The Baron of Bradwardine, for he was generally so called in Scotland
(although his intimates, from his place of residence, used to denominate
him. Tully-Veolan, or more familiarly, Tully), no sooner stood RECTUS
IN CURIA, than he posted down to pay his respects and make his
acknowledgements at Waverley-Honour. A congenial passion for field
sports, and a general coincidence in political opinions, cemented his
friendship with Sir Everard, notwithstanding the difference of their
habits and studies in other particulars; and, having spent several weeks
at Waverley-Honour, the Baron departed with many expressions of regard,
warmly pressing the Baronet to return his visit, and partake of the
diversion of grouse-shooting upon his moors in Perthshire next
season.
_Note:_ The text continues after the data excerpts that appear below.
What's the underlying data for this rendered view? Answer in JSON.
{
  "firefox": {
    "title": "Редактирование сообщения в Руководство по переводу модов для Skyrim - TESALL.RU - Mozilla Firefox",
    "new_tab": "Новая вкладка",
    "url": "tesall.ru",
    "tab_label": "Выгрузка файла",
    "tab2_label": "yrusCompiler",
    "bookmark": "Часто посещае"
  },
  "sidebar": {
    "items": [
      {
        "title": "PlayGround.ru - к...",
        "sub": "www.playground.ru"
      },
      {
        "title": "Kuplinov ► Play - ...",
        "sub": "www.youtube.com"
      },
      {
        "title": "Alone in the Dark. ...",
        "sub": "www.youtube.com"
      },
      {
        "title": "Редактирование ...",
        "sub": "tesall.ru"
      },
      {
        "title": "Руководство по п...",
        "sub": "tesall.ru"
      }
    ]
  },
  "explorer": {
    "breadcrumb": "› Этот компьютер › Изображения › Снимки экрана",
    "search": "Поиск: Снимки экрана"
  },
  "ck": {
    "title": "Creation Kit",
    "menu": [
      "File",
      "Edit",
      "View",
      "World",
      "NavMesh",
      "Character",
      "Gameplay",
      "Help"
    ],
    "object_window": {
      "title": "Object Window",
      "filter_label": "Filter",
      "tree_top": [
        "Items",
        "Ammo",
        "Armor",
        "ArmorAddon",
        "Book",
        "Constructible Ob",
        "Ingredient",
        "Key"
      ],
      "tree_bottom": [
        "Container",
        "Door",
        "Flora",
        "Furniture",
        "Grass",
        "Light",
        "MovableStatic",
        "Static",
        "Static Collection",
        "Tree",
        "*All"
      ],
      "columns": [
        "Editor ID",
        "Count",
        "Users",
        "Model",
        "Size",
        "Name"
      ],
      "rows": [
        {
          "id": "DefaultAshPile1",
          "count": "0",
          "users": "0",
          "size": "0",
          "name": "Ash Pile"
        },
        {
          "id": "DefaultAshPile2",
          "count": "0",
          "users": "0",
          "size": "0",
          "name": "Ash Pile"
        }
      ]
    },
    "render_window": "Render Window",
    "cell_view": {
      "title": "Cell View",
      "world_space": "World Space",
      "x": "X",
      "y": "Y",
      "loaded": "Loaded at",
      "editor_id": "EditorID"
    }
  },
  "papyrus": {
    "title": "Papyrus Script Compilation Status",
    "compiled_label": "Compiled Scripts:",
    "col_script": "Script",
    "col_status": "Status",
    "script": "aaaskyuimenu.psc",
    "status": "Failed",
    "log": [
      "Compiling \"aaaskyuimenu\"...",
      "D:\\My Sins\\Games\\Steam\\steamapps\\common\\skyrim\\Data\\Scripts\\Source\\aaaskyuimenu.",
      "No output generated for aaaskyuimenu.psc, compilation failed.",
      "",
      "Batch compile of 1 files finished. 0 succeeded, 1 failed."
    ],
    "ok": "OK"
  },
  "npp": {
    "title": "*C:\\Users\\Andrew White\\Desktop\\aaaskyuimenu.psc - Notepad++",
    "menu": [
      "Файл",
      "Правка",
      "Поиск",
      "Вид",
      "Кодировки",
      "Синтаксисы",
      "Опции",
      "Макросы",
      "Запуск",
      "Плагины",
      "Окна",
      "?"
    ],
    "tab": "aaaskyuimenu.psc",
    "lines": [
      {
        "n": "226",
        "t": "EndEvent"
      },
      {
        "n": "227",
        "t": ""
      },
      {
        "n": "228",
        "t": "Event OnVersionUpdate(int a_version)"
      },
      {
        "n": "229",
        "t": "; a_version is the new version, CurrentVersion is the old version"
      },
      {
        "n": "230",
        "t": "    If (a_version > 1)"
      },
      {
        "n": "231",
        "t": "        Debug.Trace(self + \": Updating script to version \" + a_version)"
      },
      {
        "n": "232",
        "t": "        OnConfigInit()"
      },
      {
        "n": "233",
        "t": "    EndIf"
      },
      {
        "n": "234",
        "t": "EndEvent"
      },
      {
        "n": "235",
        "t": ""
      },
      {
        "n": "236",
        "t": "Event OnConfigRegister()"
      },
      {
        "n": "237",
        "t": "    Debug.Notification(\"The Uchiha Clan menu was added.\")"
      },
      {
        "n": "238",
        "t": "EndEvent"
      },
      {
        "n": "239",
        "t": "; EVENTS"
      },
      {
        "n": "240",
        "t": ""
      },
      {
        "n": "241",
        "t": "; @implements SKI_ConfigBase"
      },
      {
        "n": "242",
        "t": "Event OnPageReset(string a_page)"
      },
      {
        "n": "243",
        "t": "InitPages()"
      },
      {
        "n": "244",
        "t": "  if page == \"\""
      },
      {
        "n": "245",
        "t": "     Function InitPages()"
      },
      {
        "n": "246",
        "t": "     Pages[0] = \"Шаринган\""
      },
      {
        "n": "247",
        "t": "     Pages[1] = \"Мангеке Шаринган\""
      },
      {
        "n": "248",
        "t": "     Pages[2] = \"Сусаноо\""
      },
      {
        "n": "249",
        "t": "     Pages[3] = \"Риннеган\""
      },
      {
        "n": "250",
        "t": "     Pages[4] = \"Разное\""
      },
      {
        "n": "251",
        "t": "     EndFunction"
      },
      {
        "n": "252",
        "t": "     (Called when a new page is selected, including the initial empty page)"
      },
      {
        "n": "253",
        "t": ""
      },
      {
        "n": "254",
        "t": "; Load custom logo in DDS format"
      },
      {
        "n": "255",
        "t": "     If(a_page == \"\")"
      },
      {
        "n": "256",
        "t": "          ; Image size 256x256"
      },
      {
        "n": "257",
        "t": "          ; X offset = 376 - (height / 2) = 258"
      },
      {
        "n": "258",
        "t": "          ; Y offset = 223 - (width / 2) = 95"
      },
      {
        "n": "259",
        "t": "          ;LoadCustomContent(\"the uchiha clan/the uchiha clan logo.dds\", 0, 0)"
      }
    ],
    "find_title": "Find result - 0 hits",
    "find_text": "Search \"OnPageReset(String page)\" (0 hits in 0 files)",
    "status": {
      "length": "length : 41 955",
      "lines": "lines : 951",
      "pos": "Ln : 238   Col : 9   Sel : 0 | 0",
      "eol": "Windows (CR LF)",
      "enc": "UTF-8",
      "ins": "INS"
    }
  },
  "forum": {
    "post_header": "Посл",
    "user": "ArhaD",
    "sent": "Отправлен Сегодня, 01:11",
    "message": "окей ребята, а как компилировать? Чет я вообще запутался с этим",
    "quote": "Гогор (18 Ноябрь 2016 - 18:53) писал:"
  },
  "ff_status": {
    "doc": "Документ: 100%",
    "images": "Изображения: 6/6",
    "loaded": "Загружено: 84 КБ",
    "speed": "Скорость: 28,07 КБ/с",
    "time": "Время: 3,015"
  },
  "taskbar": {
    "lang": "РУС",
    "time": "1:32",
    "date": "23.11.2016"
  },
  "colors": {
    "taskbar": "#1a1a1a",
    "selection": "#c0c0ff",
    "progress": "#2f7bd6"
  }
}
Shortly after, Mr. Bradwardine remitted from Scotland a sum
in reimbursement of expenses incurred in the King's High Court of
Westminster, which, although not quite so formidable when reduced to
the English denomination, had, in its original form of Scotch pounds,
shillings, and pence, such a formidable effect upon the frame of Duncan
Macwheeble, the laird's confidential factor, baron-bailie, and man of
resource, that he had a fit of the colic which lasted for five days,
occasioned, he said, solely and utterly by becoming the unhappy
instrument of conveying such a serious sum of money out of his native
country into the hands of the false English.